THIS IS NOT THE 21ST CENTURY I’D BEEN HOPING FOR: HustleGPT is a hilarious and scary AI experiment in capitalism.

The internet is overflowing with examples of what GPT-4’s advanced intelligence can accomplish. It can write usable lawsuits, build websites from text prompts, automate online dating, and is generally freaking people out about all the jobs it can replace. Hall has taken this a step further by harnessing its capabilities into an age-old ambition that’s the backbone of capitalist society: making money with as little effort as possible. At a time when people are wondering whether AI will work for us or against us, this experiment is showing in real time how get-rich-quick schemes will look in the future.

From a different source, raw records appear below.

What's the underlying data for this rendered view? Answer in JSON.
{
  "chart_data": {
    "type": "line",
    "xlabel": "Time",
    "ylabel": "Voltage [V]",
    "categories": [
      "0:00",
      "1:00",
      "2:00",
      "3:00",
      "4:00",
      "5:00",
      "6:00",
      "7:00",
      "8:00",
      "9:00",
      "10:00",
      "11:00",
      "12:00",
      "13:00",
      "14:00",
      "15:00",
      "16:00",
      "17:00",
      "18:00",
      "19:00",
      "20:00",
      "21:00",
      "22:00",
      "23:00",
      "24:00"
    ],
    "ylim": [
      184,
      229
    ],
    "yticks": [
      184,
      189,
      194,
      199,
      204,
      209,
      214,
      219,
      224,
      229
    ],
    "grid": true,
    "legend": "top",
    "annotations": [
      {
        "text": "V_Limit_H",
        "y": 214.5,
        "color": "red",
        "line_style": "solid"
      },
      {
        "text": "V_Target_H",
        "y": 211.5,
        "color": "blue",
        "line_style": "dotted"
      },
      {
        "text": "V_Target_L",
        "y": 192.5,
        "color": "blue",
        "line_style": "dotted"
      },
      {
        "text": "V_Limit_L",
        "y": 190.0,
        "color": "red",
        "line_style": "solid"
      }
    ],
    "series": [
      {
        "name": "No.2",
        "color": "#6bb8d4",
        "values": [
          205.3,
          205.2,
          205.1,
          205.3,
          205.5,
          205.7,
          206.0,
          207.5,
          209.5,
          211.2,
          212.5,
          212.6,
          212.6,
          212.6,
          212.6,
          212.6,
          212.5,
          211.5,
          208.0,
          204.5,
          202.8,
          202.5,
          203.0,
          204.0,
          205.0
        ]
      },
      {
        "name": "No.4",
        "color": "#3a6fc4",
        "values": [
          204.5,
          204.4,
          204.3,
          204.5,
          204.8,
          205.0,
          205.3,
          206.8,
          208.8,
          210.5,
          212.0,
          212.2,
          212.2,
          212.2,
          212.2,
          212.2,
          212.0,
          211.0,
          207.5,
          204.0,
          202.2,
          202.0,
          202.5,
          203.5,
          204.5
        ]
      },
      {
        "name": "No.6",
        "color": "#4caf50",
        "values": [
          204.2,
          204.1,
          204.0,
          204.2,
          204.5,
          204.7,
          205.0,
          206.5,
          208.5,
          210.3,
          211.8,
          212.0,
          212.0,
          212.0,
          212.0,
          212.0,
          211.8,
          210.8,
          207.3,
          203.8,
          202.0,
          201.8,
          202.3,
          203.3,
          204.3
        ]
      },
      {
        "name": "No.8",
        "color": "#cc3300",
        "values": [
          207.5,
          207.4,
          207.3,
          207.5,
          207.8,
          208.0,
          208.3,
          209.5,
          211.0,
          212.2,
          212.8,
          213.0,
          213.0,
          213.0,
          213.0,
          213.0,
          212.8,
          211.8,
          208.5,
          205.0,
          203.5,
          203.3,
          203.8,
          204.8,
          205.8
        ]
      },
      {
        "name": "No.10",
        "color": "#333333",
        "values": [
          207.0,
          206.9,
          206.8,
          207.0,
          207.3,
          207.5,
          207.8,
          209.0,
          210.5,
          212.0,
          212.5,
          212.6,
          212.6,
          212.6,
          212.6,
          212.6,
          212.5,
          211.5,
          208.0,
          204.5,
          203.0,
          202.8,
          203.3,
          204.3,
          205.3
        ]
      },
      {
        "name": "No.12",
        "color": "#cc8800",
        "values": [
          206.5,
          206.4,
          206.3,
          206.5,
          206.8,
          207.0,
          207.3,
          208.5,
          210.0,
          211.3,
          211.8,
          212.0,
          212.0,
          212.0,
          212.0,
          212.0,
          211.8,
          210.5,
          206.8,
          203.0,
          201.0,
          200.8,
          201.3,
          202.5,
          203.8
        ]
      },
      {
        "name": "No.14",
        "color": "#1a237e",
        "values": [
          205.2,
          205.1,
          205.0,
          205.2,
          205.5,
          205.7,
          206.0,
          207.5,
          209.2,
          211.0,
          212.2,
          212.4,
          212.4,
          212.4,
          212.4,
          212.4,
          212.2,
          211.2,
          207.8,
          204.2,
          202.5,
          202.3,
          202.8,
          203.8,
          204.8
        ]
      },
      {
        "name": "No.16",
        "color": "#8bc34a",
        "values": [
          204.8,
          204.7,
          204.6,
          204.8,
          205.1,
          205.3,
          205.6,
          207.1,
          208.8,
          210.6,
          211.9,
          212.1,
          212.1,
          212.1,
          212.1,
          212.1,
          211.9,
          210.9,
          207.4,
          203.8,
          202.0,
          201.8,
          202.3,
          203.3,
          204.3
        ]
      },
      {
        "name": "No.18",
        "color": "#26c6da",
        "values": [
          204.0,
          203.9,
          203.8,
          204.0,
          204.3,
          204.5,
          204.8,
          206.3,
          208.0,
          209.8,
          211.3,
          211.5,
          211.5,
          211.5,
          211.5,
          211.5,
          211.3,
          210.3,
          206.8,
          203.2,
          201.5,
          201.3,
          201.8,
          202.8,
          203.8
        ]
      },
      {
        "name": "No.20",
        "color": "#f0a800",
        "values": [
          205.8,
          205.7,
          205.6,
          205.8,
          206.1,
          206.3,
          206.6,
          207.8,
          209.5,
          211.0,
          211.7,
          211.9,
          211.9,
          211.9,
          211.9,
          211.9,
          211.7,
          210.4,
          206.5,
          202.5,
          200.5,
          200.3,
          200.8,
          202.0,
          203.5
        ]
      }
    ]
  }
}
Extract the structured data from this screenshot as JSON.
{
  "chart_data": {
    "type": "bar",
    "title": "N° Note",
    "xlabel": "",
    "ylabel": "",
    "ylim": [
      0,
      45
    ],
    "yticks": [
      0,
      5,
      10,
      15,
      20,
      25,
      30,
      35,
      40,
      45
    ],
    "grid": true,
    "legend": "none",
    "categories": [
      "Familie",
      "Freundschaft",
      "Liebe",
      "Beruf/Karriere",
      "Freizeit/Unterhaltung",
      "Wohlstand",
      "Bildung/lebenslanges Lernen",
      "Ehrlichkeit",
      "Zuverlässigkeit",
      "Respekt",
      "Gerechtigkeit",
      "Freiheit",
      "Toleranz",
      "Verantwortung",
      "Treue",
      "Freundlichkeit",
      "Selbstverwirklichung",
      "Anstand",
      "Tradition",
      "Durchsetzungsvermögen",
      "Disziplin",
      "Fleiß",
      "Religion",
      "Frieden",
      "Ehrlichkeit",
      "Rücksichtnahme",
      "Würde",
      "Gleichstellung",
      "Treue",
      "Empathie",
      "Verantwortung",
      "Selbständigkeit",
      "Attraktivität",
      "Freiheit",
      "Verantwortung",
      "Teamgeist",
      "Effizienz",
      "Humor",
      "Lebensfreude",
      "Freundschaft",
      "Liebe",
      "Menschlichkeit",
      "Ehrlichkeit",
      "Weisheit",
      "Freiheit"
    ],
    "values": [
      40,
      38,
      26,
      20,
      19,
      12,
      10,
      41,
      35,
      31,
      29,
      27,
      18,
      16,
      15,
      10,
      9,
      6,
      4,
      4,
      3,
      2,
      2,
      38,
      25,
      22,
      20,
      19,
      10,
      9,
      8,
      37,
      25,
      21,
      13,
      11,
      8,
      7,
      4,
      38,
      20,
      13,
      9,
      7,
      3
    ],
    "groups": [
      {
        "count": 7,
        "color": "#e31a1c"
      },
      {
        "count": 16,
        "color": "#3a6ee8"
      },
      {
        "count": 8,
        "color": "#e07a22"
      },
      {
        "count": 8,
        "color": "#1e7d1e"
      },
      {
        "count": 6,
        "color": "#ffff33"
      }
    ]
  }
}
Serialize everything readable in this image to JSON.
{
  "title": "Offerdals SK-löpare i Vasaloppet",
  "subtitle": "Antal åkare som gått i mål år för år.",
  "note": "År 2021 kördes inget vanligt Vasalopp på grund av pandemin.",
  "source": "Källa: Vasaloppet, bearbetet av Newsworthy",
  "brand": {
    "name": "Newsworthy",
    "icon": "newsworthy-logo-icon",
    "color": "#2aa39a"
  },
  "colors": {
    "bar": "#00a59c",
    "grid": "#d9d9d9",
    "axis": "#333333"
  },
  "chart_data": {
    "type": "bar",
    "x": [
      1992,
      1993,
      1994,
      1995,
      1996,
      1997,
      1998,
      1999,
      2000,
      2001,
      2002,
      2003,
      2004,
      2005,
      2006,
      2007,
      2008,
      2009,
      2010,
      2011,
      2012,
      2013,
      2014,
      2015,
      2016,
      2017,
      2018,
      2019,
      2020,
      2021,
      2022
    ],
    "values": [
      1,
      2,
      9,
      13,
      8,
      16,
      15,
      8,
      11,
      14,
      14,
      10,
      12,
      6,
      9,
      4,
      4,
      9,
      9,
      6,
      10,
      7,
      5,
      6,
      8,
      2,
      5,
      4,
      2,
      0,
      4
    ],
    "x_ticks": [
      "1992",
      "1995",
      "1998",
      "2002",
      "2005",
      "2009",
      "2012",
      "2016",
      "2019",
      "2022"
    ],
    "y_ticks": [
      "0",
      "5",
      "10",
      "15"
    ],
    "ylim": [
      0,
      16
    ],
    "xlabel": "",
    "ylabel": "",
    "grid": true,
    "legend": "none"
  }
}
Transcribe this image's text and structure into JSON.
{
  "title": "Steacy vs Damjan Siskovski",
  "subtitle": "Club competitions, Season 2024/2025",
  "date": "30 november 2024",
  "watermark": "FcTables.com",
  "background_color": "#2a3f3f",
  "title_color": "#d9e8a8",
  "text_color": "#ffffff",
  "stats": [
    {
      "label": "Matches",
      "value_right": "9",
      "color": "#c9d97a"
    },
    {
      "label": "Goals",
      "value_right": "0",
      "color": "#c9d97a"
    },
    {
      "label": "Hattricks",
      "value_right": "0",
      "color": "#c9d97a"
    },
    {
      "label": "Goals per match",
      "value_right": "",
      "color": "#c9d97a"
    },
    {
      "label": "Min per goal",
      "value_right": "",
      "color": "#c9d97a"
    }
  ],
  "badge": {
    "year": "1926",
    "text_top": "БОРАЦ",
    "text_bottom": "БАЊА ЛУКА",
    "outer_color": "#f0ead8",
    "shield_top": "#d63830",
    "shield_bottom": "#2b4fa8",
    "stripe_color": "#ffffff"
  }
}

The business plan proposed by GPT-4 was to set up an affiliate marketing site for content about eco-friendly products. It found a cheap domain name called greengadgetguru.com(Opens in a new tab) that Hall promptly bought for $8.16. Next, Hall asked it to generate prompts for DALL-E-2 to make a logo.

Then, Hall asked it to design a full site layout in detail. With some help from Midjourney, GPT-4 wrote an article listing ten eco-friendly kitchen gadgets, finding actual sustainable products. Hall shelled out another $29 for hosting, and with that, the website was live.

Hall had $62.84 leftover over so he asked GPT-4 what he should do with it. Like any good hustler, GPT-4 knew that its product needed visibility so it suggested allocating $40 for Facebook and Instagram ads. All of this Twitter hype had investors drooling over getting in early on the next great affiliate marketing site viral GPT-4 experiment. By the end of day one, Green Gadget Guru had $100 in investment from an undisclosed party.

A few hours later:

“After four days, Green Gadget Guru has $7,812.84 in investment, a growing team, and content in the pipeline. But it still hasn’t made any revenue.”

Getting investors without a product has a very dot-com era feel to it.